Kolesov Boris A, Minkov Vasil S, Boldyreva Elena V, Drebushchak Tatyana N
Institute of Inorganic Chemistry, SB RAS, Novosibirsk, Russia, REC-008 Novosibirsk State University, Novosibirsk, Russia.
J Phys Chem B. 2008 Oct 9;112(40):12827-39. doi: 10.1021/jp804142c. Epub 2008 Sep 13.
The role of the distortion of the hydrogen bond network and of the motions of the -CH 2SH side chains in the phase transition in the orthorhombic L-cysteine ( (+)NH 3-CH(CH 2SH)-COO (-)) on cooling and the reverse transformation on heating is discussed. The extended character of the phase transition, which was recently discovered by adiabatic calorimetry [ J. Phys. Chem. B 2007, 111, 9186 ], and its very high sensitivity to the thermal prehistory of the sample could be interpreted based on the changes in the polarized Raman spectra measured for the single-crystals in several orientations in the temperature range 3-300 K and precise diffraction data on the changes in intramolecular conformations and intermolecular hydrogen bonding. In the low-temperature phase the SH...S hydrogen bonds dominate as compared to the weaker SH...O contacts, and at ambient temperature the situation is inverse. The transition from one phase to another goes via a series of states differing in conformations of the cysteine zwitterions and the intermolecular contacts of the thiol-group. Motions of different molecular fragments (NH 3 (+), CH 2, CH, SH) are activated at different temperatures. Structural strain on cooling involves several dynamic processes, such as a rigid rotation of the molecule in the lattice, a rigid rotation of the NH 3 group with respect to NH 3-CH bond, and the rotation of the thiol side chain resulting in the switching of S-H hydrogen bonding from one type to another. Different NH...O hydrogen bonds forming the framework in the L-cysteine crystal structure are distorted to a different extent, and this provokes the rotation of the -CH 2SH side chains within the cavities of this framework resulting in a change in the coordination from SH...O to SH...S at low temperatures. The results are interesting for understanding the polymorphism of molecular crystals and the factors determining their dynamics and structural instability, and also for biophysical chemistry, since the properties of the hydrogen bonded thiole-groups in biomolecules can be mimicked using L-cysteine in the crystalline state, variations in temperature and pressure serving as powerful tools, to modify the intramolecular conformations and the intermolecular hydrogen bonding.

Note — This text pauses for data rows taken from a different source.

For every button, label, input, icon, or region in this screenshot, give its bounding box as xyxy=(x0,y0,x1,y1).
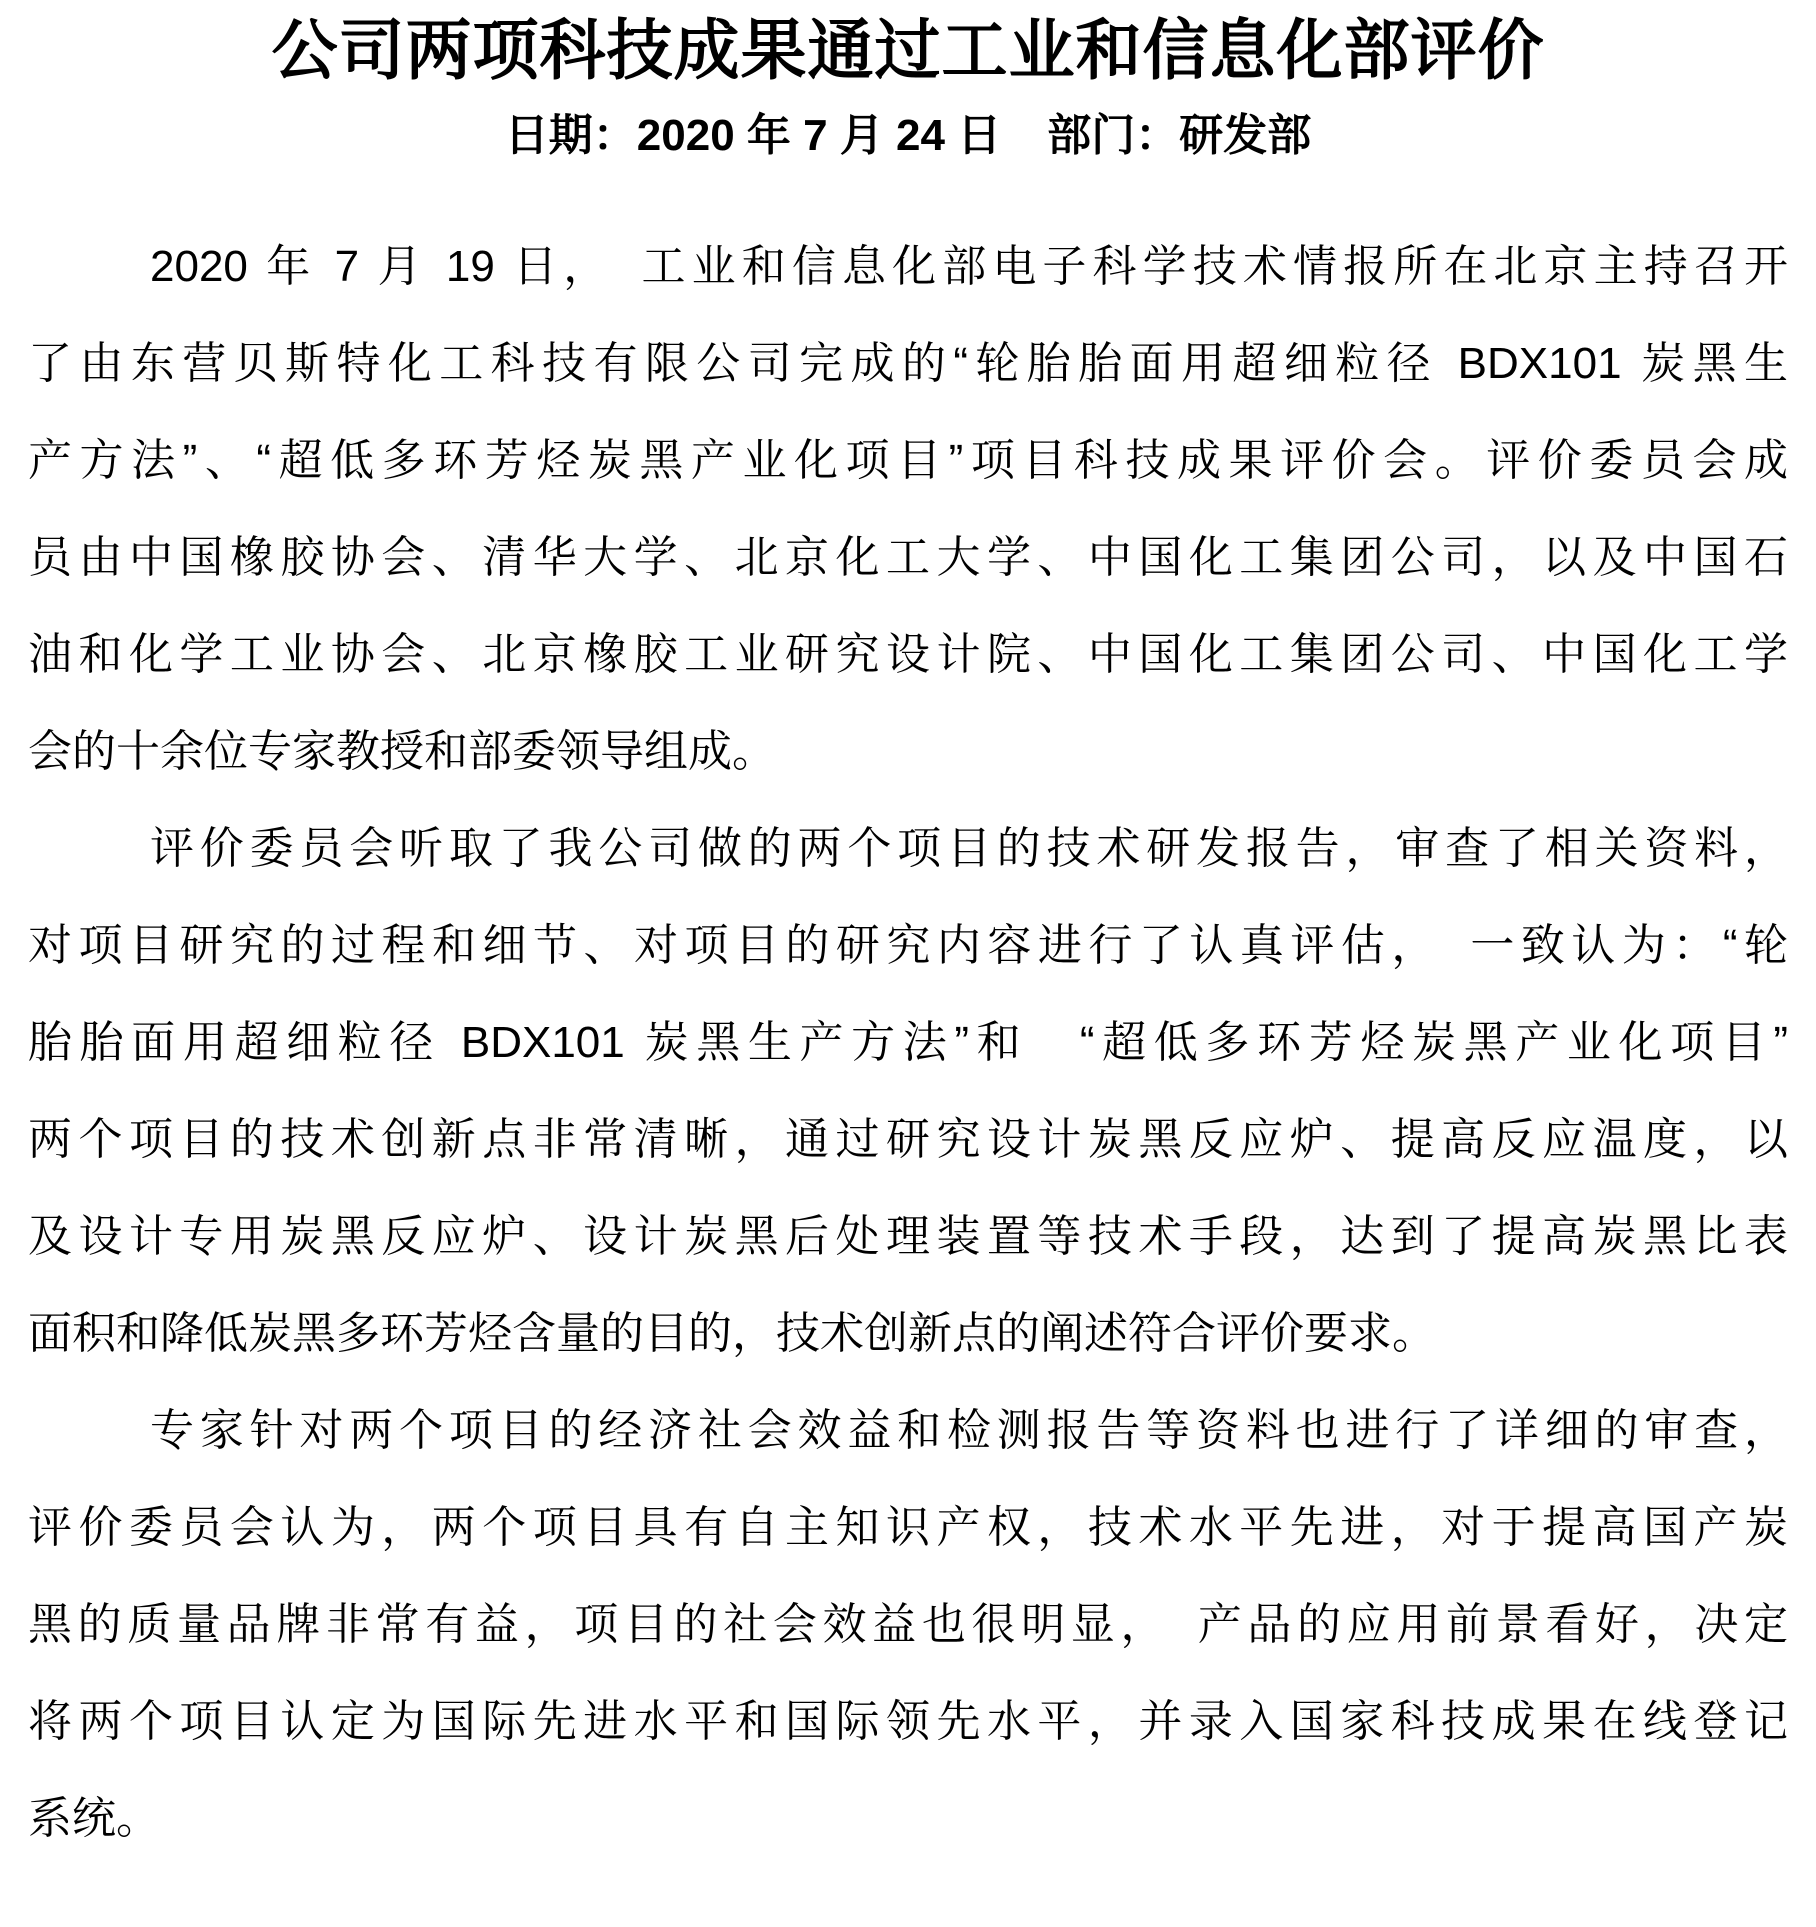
text-line: 及设计专用炭黑反应炉、设计炭黑后处理装置等技术手段，达到了提高炭黑比表 xyxy=(28,1211,1788,1261)
text-line: 专家针对两个项目的经济社会效益和检测报告等资料也进行了详细的审查， xyxy=(150,1405,1788,1455)
meta-line xyxy=(28,110,1788,163)
text-line: 2020 年 7 月 19 日， 工业和信息化部电子科学技术情报所在北京主持召开 xyxy=(150,241,1788,291)
text-line: 评价委员会认为，两个项目具有自主知识产权，技术水平先进，对于提高国产炭 xyxy=(28,1502,1788,1552)
date-value: 2020 年 7 月 24 日 xyxy=(636,110,1002,160)
text-line: 员由中国橡胶协会、清华大学、北京化工大学、中国化工集团公司，以及中国石 xyxy=(28,532,1788,582)
document-title: 公司两项科技成果通过工业和信息化部评价 xyxy=(271,13,1545,87)
dept-label: 部门： xyxy=(1047,110,1180,160)
text-line: 面积和降低炭黑多环芳烃含量的目的，技术创新点的阐述符合评价要求。 xyxy=(28,1308,1436,1358)
text-line: 了由东营贝斯特化工科技有限公司完成的“轮胎胎面用超细粒径 BDX101 炭黑生 xyxy=(28,338,1788,388)
text-line: 对项目研究的过程和细节、对项目的研究内容进行了认真评估， 一致认为：“轮 xyxy=(28,920,1788,970)
text-line: 会的十余位专家教授和部委领导组成。 xyxy=(28,726,776,776)
text-line: 黑的质量品牌非常有益，项目的社会效益也很明显， 产品的应用前景看好，决定 xyxy=(28,1599,1788,1649)
text-line: 将两个项目认定为国际先进水平和国际领先水平，并录入国家科技成果在线登记 xyxy=(28,1696,1788,1746)
text-line: 产方法”、“超低多环芳烃炭黑产业化项目”项目科技成果评价会。评价委员会成 xyxy=(28,435,1788,485)
text-line: 胎胎面用超细粒径 BDX101 炭黑生产方法”和 “超低多环芳烃炭黑产业化项目” xyxy=(28,1017,1788,1067)
dept-value: 研发部 xyxy=(1179,110,1312,160)
text-line: 两个项目的技术创新点非常清晰，通过研究设计炭黑反应炉、提高反应温度，以 xyxy=(28,1114,1788,1164)
text-line: 系统。 xyxy=(28,1793,160,1843)
text-line: 油和化学工业协会、北京橡胶工业研究设计院、中国化工集团公司、中国化工学 xyxy=(28,629,1788,679)
article-body xyxy=(28,218,1788,1867)
date-label: 日期： xyxy=(504,110,637,160)
text-line: 评价委员会听取了我公司做的两个项目的技术研发报告，审查了相关资料， xyxy=(150,823,1788,873)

讨论了氢键网络畸变以及 -CH₂SH 侧链运动在正交晶系 L-半胱氨酸((+)NH₃-CH(CH₂SH)-COO⁻)冷却时的相变以及加热时的逆转变中的作用。最近通过绝热量热法 [J. Phys. Chem. B 2007, 111, 9186] 发现的相变的扩展特性及其对样品热历史的极高敏感性,可以根据在 3 - 300 K 温度范围内对多个取向的单晶测量的偏振拉曼光谱变化以及关于分子内构象和分子间氢键变化的精确衍射数据来解释。在低温相中,与较弱的 SH...O 接触相比,SH...S 氢键占主导,而在室温下情况则相反。从一个相到另一个相的转变通过一系列状态进行,这些状态在半胱氨酸两性离子的构象和硫醇基团的分子间接触方面有所不同。不同分子片段(NH₃⁺、CH₂、CH、SH)的运动在不同温度下被激活。冷却时的结构应变涉及几个动态过程,例如分子在晶格中的刚性旋转、NH₃ 基团相对于 NH₃-CH 键的刚性旋转以及硫醇侧链的旋转,导致 S-H 氢键从一种类型切换到另一种类型。构成 L-半胱氨酸晶体结构框架的不同 NH...O 氢键被不同程度地扭曲,这促使 -CH₂SH 侧链在该框架的腔内旋转,从而导致在低温下配位从 SH...O 变为 SH...S。这些结果对于理解分子晶体的多晶型性以及决定其动力学和结构不稳定性的因素很有意义,对于生物物理化学也很有意义,因为生物分子中氢键硫醇基团的性质可以使用结晶态的 L-半胱氨酸来模拟,温度和压力的变化作为强大的工具来改变分子内构象和分子间氢键。